The question is invariably asking us to determine whether the expression inside the radical, ab, is a perfect cube. One basic property of a perfect cube which will be very useful in problems like these, is that every perfect cube contains a triplet of prime factors. For example,

8 = 2* 2*2; 125 = 5*5*5; 216 = 2*2*2*3*3*3

Hence, in this question,we should be able to find out if the expression ab can give us triplet/s of prime factors.

The first statement, when considered alone, is quite obviously insufficient to answer the question with a definite YES or a definite NO since it does not provide any information about 'b'. The only conclusion we can draw from this statement is that 'a' is a perfect square. So, a can take values of 1 or 4 or 9 and so on. However, 'ab' being a perfect cube depends on the specific value of 'b' which is why the first statement is not sufficient when taken alone. For example,

If a=4 and b=2, ab = 8 is a perfect cube and we can answer the main question with a Yes.
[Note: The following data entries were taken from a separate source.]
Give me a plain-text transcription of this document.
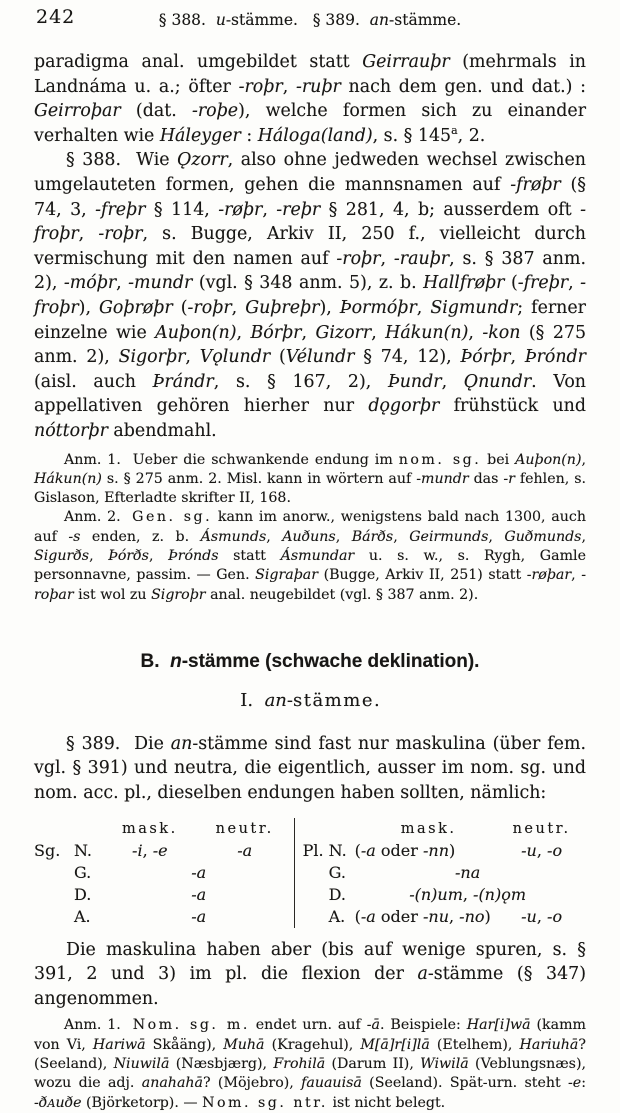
242	§ 388.  u-stämme.   § 389.  an-stämme.

paradigma anal. umgebildet statt Geirrauþr (mehrmals in Landnáma u. a.; öfter -roþr, -ruþr nach dem gen. und dat.) : Geirroþar (dat. -roþe), welche formen sich zu einander verhalten wie Háleyger : Háloga(land), s. § 145$^a$, 2.

§ 388.  Wie Ǫzorr, also ohne jedweden wechsel zwischen umgelauteten formen, gehen die mannsnamen auf -frøþr (§ 74, 3, -freþr § 114, -røþr, -reþr § 281, 4, b; ausserdem oft -froþr, -roþr, s. Bugge, Arkiv II, 250 f., vielleicht durch vermischung mit den namen auf -roþr, -rauþr, s. § 387 anm. 2), -móþr, -mundr (vgl. § 348 anm. 5), z. b. Hallfrøþr (-freþr, -froþr), Goþrøþr (-roþr, Guþreþr), Þormóþr, Sigmundr; ferner einzelne wie Auþon(n), Bórþr, Gizorr, Hákun(n), -kon (§ 275 anm. 2), Sigorþr, Vǫlundr (Vélundr § 74, 12), Þórþr, Þróndr (aisl. auch Þrándr, s. § 167, 2), Þundr, Ǫnundr. Von appellativen gehören hierher nur dǫgorþr frühstück und nóttorþr abendmahl.

Anm. 1.  Ueber die schwankende endung im nom. sg. bei Auþon(n), Hákun(n) s. § 275 anm. 2. Misl. kann in wörtern auf -mundr das -r fehlen, s. Gislason, Efterladte skrifter II, 168.

Anm. 2.  Gen. sg. kann im anorw., wenigstens bald nach 1300, auch auf -s enden, z. b. Ásmunds, Auðuns, Bárðs, Geirmunds, Guðmunds, Sigurðs, Þórðs, Þrónds statt Ásmundar u. s. w., s. Rygh, Gamle personnavne, passim. — Gen. Sigraþar (Bugge, Arkiv II, 251) statt -røþar, -roþar ist wol zu Sigroþr anal. neugebildet (vgl. § 387 anm. 2).

B.  n-stämme (schwache deklination).
I.  an-stämme.

§ 389.  Die an-stämme sind fast nur maskulina (über fem. vgl. § 391) und neutra, die eigentlich, ausser im nom. sg. und nom. acc. pl., dieselben endungen haben sollten, nämlich:

		mask.	neutr.
Sg.	N.	-i, -e	-a
	G.	-a	
	D.	-a	
	A.	-a	
		mask.	neutr.
Pl.	N.	(-a oder -nn)	-u, -o
	G.	-na	
	D.	-(n)um, -(n)ǫm	
	A.	(-a oder -nu, -no)	-u, -o

Die maskulina haben aber (bis auf wenige spuren, s. § 391, 2 und 3) im pl. die flexion der a-stämme (§ 347) angenommen.

Anm. 1.  Nom. sg. m. endet urn. auf -ā. Beispiele: Har[i]wā (kamm von Vi, Hariwā Skåäng), Muhā (Kragehul), M[ā]r[i]lā (Etelhem), Hariuhā? (Seeland), Niuwilā (Næsbjærg), Frohilā (Darum II), Wiwilā (Veblungsnæs), wozu die adj. anahahā? (Möjebro), fauauisā (Seeland). Spät-urn. steht -e: -ðAuðe (Björketorp). — Nom. sg. ntr. ist nicht belegt.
However, if a=4 and b=3, ab= 12 which is not a perfect cube and we can answer the main question with a No.

From the second statement, we can gather that 'a' should be a perfect square since the square root of 'a' is giving us 'b', which is also an integer (given in the question statement). Also, we may say that b^2=a since b= √a (squaring both sides). Therefore, ab = b^3 which is definitely a perfect cube since 'b' is an integer. As such, the second statement alone is sufficient to answer the question asked with a definite Yes.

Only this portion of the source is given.